Killer cell lectin-like receptor subfamily G member 1 is a protein that in humans is encoded by the KLRG1 gene.

Function 

Natural killer (NK) cells are lymphocytes that can mediate lysis of certain tumor cells and virus-infected cells without previous activation. They can also regulate specific humoral and cell-mediated immunity. The protein encoded by this gene belongs to the killer cell lectin-like receptor (KLR) family, which is a group of transmembrane proteins preferentially expressed in NK cells. Studies in mice suggested that the expression of this gene may be regulated by MHC class I molecules.

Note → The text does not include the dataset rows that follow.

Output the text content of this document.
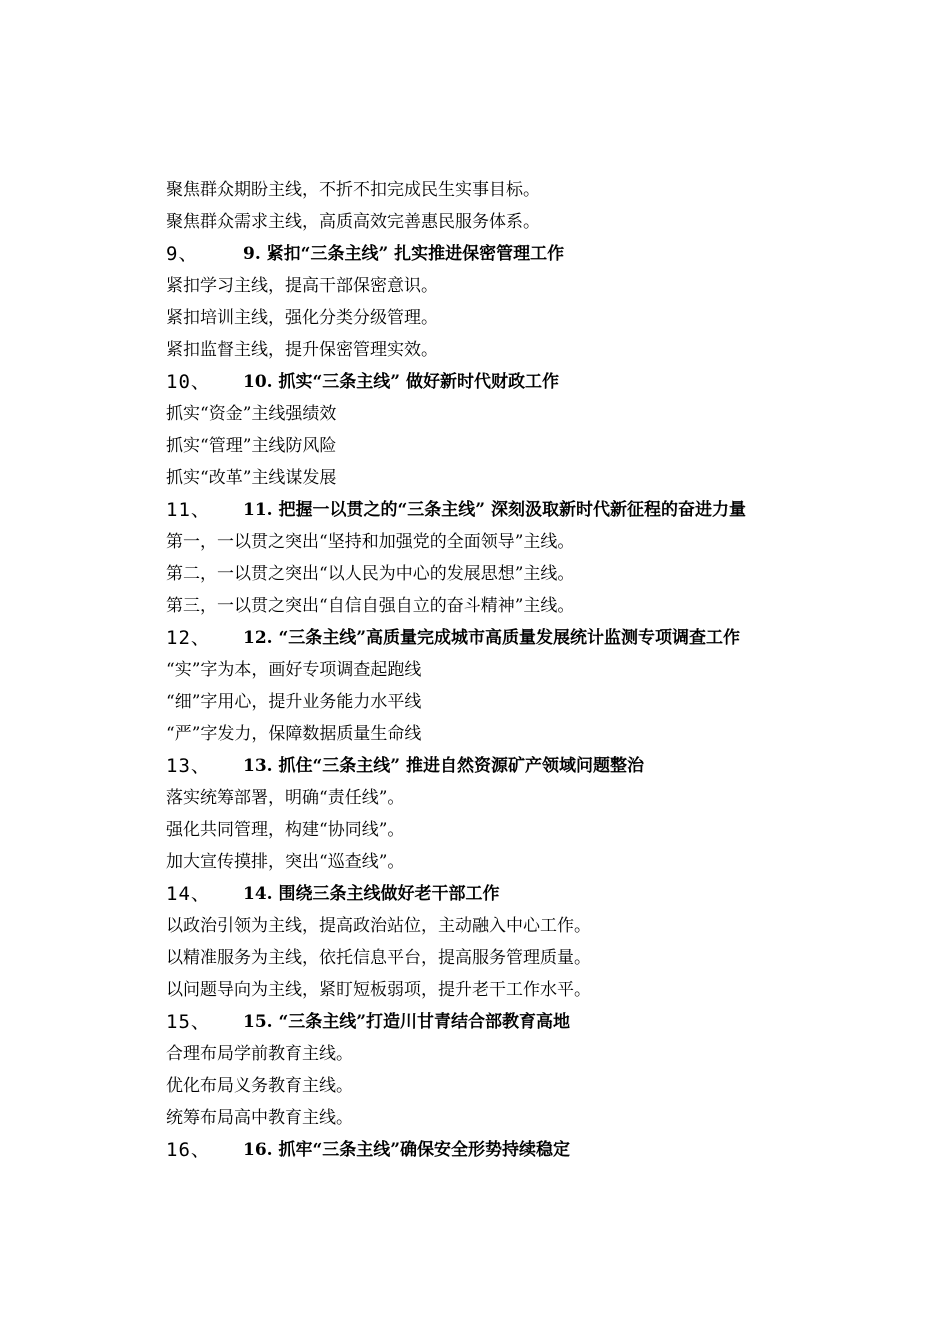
聚焦群众期盼主线，不折不扣完成民生实事目标。
聚焦群众需求主线，高质高效完善惠民服务体系。
9、	9. 紧扣“三条主线” 扎实推进保密管理工作
紧扣学习主线，提高干部保密意识。
紧扣培训主线，强化分类分级管理。
紧扣监督主线，提升保密管理实效。
10、	10. 抓实“三条主线” 做好新时代财政工作
抓实“资金”主线强绩效
抓实“管理”主线防风险
抓实“改革”主线谋发展
11、	11. 把握一以贯之的“三条主线” 深刻汲取新时代新征程的奋进力量
第一，一以贯之突出“坚持和加强党的全面领导”主线。
第二，一以贯之突出“以人民为中心的发展思想”主线。
第三，一以贯之突出“自信自强自立的奋斗精神”主线。
12、	12. “三条主线”高质量完成城市高质量发展统计监测专项调查工作
“实”字为本，画好专项调查起跑线
“细”字用心，提升业务能力水平线
“严”字发力，保障数据质量生命线
13、	13. 抓住“三条主线” 推进自然资源矿产领域问题整治
落实统筹部署，明确“责任线”。
强化共同管理，构建“协同线”。
加大宣传摸排，突出“巡查线”。
14、	14. 围绕三条主线做好老干部工作
以政治引领为主线，提高政治站位，主动融入中心工作。
以精准服务为主线，依托信息平台，提高服务管理质量。
以问题导向为主线，紧盯短板弱项，提升老干工作水平。
15、	15. “三条主线”打造川甘青结合部教育高地
合理布局学前教育主线。
优化布局义务教育主线。
统筹布局高中教育主线。
16、	16. 抓牢“三条主线”确保安全形势持续稳定
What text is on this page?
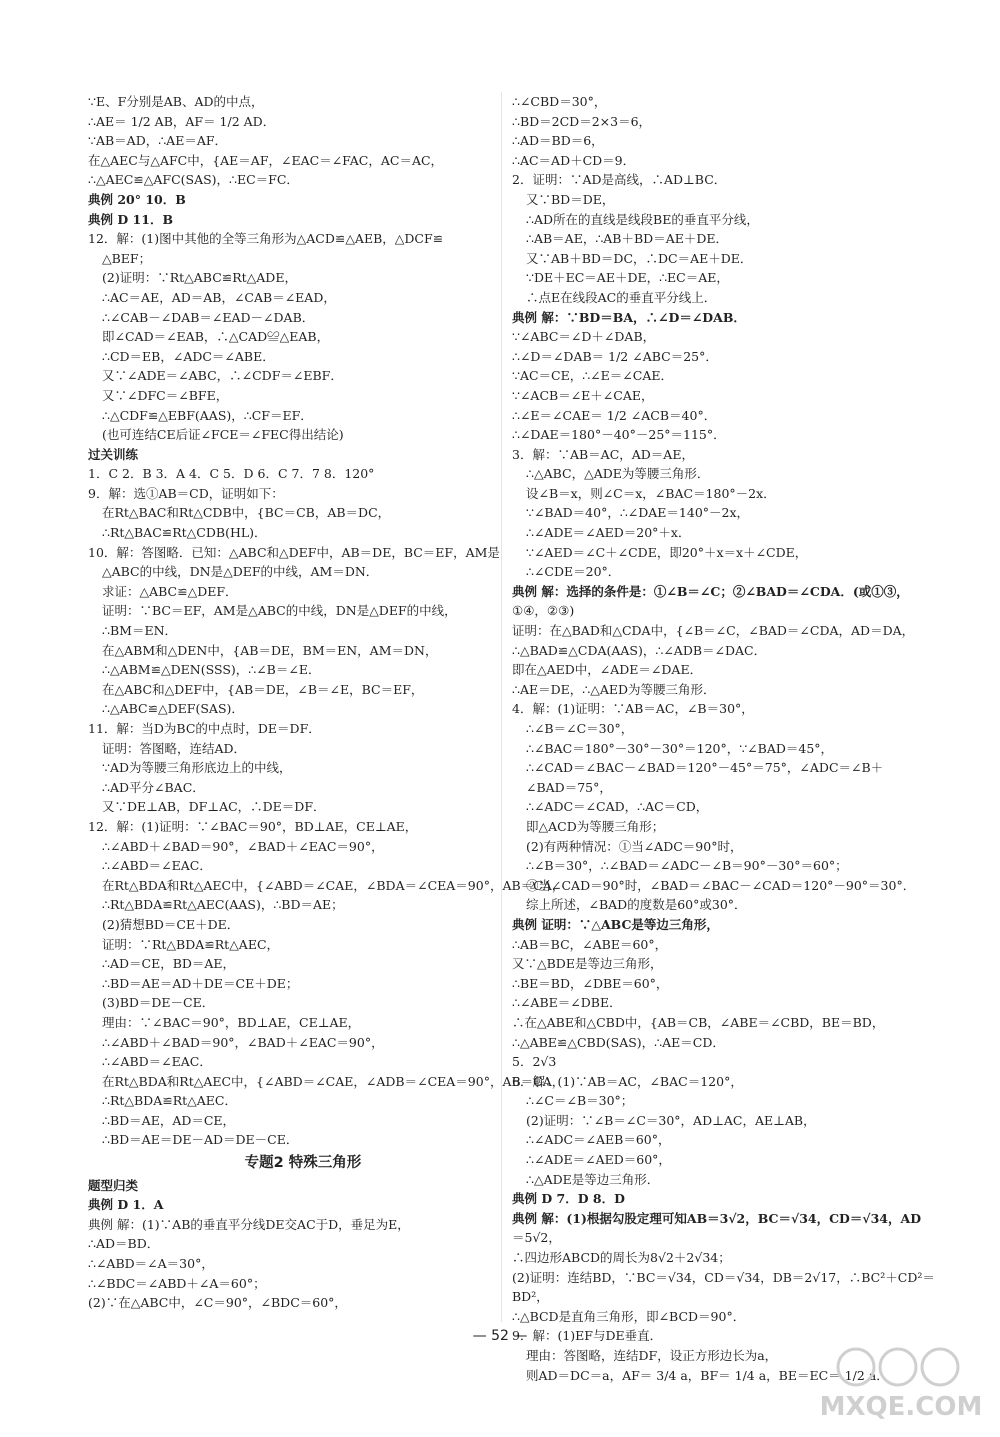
∵E、F分别是AB、AD的中点，
∴AE＝ 1/2 AB，AF＝ 1/2 AD．
∵AB＝AD，∴AE＝AF．
在△AEC与△AFC中，{AE＝AF，∠EAC＝∠FAC，AC＝AC，
∴△AEC≌△AFC(SAS)，∴EC＝FC．
典例 20° 10．B
典例 D 11．B
12．解：(1)图中其他的全等三角形为△ACD≌△AEB，△DCF≌
△BEF；
(2)证明：∵Rt△ABC≌Rt△ADE，
∴AC＝AE，AD＝AB，∠CAB＝∠EAD，
∴∠CAB－∠DAB＝∠EAD－∠DAB．
即∠CAD＝∠EAB，∴△CAD≌△EAB，
∴CD＝EB，∠ADC＝∠ABE．
又∵∠ADE＝∠ABC，∴∠CDF＝∠EBF．
又∵∠DFC＝∠BFE，
∴△CDF≌△EBF(AAS)，∴CF＝EF．
(也可连结CE后证∠FCE＝∠FEC得出结论)
过关训练
1．C 2．B 3．A 4．C 5．D 6．C 7．7 8．120°
9．解：选①AB＝CD，证明如下：
在Rt△BAC和Rt△CDB中，{BC＝CB，AB＝DC，
∴Rt△BAC≌Rt△CDB(HL)．
10．解：答图略．已知：△ABC和△DEF中，AB＝DE，BC＝EF，AM是
△ABC的中线，DN是△DEF的中线，AM＝DN．
求证：△ABC≌△DEF．
证明：∵BC＝EF，AM是△ABC的中线，DN是△DEF的中线，
∴BM＝EN．
在△ABM和△DEN中，{AB＝DE，BM＝EN，AM＝DN，
∴△ABM≌△DEN(SSS)，∴∠B＝∠E．
在△ABC和△DEF中，{AB＝DE，∠B＝∠E，BC＝EF，
∴△ABC≌△DEF(SAS)．
11．解：当D为BC的中点时，DE＝DF．
证明：答图略，连结AD．
∵AD为等腰三角形底边上的中线，
∴AD平分∠BAC．
又∵DE⊥AB，DF⊥AC，∴DE＝DF．
12．解：(1)证明：∵∠BAC＝90°，BD⊥AE，CE⊥AE，
∴∠ABD＋∠BAD＝90°，∠BAD＋∠EAC＝90°，
∴∠ABD＝∠EAC．
在Rt△BDA和Rt△AEC中，{∠ABD＝∠CAE，∠BDA＝∠CEA＝90°，AB＝CA，
∴Rt△BDA≌Rt△AEC(AAS)，∴BD＝AE；
(2)猜想BD＝CE＋DE．
证明：∵Rt△BDA≌Rt△AEC，
∴AD＝CE，BD＝AE，
∴BD＝AE＝AD＋DE＝CE＋DE；
(3)BD＝DE－CE．
理由：∵∠BAC＝90°，BD⊥AE，CE⊥AE，
∴∠ABD＋∠BAD＝90°，∠BAD＋∠EAC＝90°，
∴∠ABD＝∠EAC．
在Rt△BDA和Rt△AEC中，{∠ABD＝∠CAE，∠ADB＝∠CEA＝90°，AB＝CA，
∴Rt△BDA≌Rt△AEC．
∴BD＝AE，AD＝CE，
∴BD＝AE＝DE－AD＝DE－CE．
专题2 特殊三角形
题型归类
典例 D 1．A
典例 解：(1)∵AB的垂直平分线DE交AC于D，垂足为E，
∴AD＝BD．
∴∠ABD＝∠A＝30°，
∴∠BDC＝∠ABD＋∠A＝60°；
(2)∵在△ABC中，∠C＝90°，∠BDC＝60°，
∴∠CBD＝30°，
∴BD＝2CD＝2×3＝6，
∴AD＝BD＝6，
∴AC＝AD＋CD＝9．
2．证明：∵AD是高线，∴AD⊥BC．
又∵BD＝DE，
∴AD所在的直线是线段BE的垂直平分线，
∴AB＝AE，∴AB＋BD＝AE＋DE．
又∵AB＋BD＝DC，∴DC＝AE＋DE．
∵DE＋EC＝AE＋DE，∴EC＝AE，
∴点E在线段AC的垂直平分线上．
典例 解：∵BD＝BA，∴∠D＝∠DAB．
∵∠ABC＝∠D＋∠DAB，
∴∠D＝∠DAB＝ 1/2 ∠ABC＝25°．
∵AC＝CE，∴∠E＝∠CAE．
∵∠ACB＝∠E＋∠CAE，
∴∠E＝∠CAE＝ 1/2 ∠ACB＝40°．
∴∠DAE＝180°－40°－25°＝115°．
3．解：∵AB＝AC，AD＝AE，
∴△ABC，△ADE为等腰三角形．
设∠B＝x，则∠C＝x，∠BAC＝180°－2x．
∵∠BAD＝40°，∴∠DAE＝140°－2x，
∴∠ADE＝∠AED＝20°＋x．
∵∠AED＝∠C＋∠CDE，即20°＋x＝x＋∠CDE，
∴∠CDE＝20°．
典例 解：选择的条件是：①∠B＝∠C；②∠BAD＝∠CDA．(或①③，
①④，②③)
证明：在△BAD和△CDA中，{∠B＝∠C，∠BAD＝∠CDA，AD＝DA，
∴△BAD≌△CDA(AAS)，∴∠ADB＝∠DAC．
即在△AED中，∠ADE＝∠DAE．
∴AE＝DE，∴△AED为等腰三角形．
4．解：(1)证明：∵AB＝AC，∠B＝30°，
∴∠B＝∠C＝30°，
∴∠BAC＝180°－30°－30°＝120°，∵∠BAD＝45°，
∴∠CAD＝∠BAC－∠BAD＝120°－45°＝75°，∠ADC＝∠B＋
∠BAD＝75°，
∴∠ADC＝∠CAD，∴AC＝CD，
即△ACD为等腰三角形；
(2)有两种情况：①当∠ADC＝90°时，
∴∠B＝30°，∴∠BAD＝∠ADC－∠B＝90°－30°＝60°；
②当∠CAD＝90°时，∠BAD＝∠BAC－∠CAD＝120°－90°＝30°．
综上所述，∠BAD的度数是60°或30°．
典例 证明：∵△ABC是等边三角形，
∴AB＝BC，∠ABE＝60°，
又∵△BDE是等边三角形，
∴BE＝BD，∠DBE＝60°，
∴∠ABE＝∠DBE．
∴在△ABE和△CBD中，{AB＝CB，∠ABE＝∠CBD，BE＝BD，
∴△ABE≌△CBD(SAS)，∴AE＝CD．
5．2√3
6．解：(1)∵AB＝AC，∠BAC＝120°，
∴∠C＝∠B＝30°；
(2)证明：∵∠B＝∠C＝30°，AD⊥AC，AE⊥AB，
∴∠ADC＝∠AEB＝60°，
∴∠ADE＝∠AED＝60°，
∴△ADE是等边三角形．
典例 D 7．D 8．D
典例 解：(1)根据勾股定理可知AB＝3√2，BC＝√34，CD＝√34，AD
＝5√2，
∴四边形ABCD的周长为8√2＋2√34；
(2)证明：连结BD，∵BC＝√34，CD＝√34，DB＝2√17，∴BC²＋CD²＝
BD²，
∴△BCD是直角三角形，即∠BCD＝90°．
9．解：(1)EF与DE垂直．
理由：答图略，连结DF，设正方形边长为a，
则AD＝DC＝a，AF＝ 3/4 a，BF＝ 1/4 a，BE＝EC＝ 1/2 a．
— 52 —
MXQE.COM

KLRG1 is a lymphocyte co-inhibitory, or immune checkpoint, receptor expressed predominantly on late-differentiated effector and effector memory CD8+ T and NK cells. Its ligands are E-cadherin and N-cadherin with similar affinities, respective markers of epithelial and mesenchymal cells. Targeting of other co-inhibitory receptors for applications in oncology has gained widespread interest (e.g., CTLA-4, PD-1, and its ligand PD-L1). Unlike the obvious enhanced immune activation present in CTLA-4 and PD-1 gene knockout mice,  KLRG1 knockout mice initially were found to have no abnormal features, though were subsequently found to have enhanced immunity in a tuberculosis challenge model.

The characterization of KLRG1 as a “senescent” marker, but other co-inhibitory receptors as “exhaustion” markers, has contributed to relatively fewer studies on this molecule.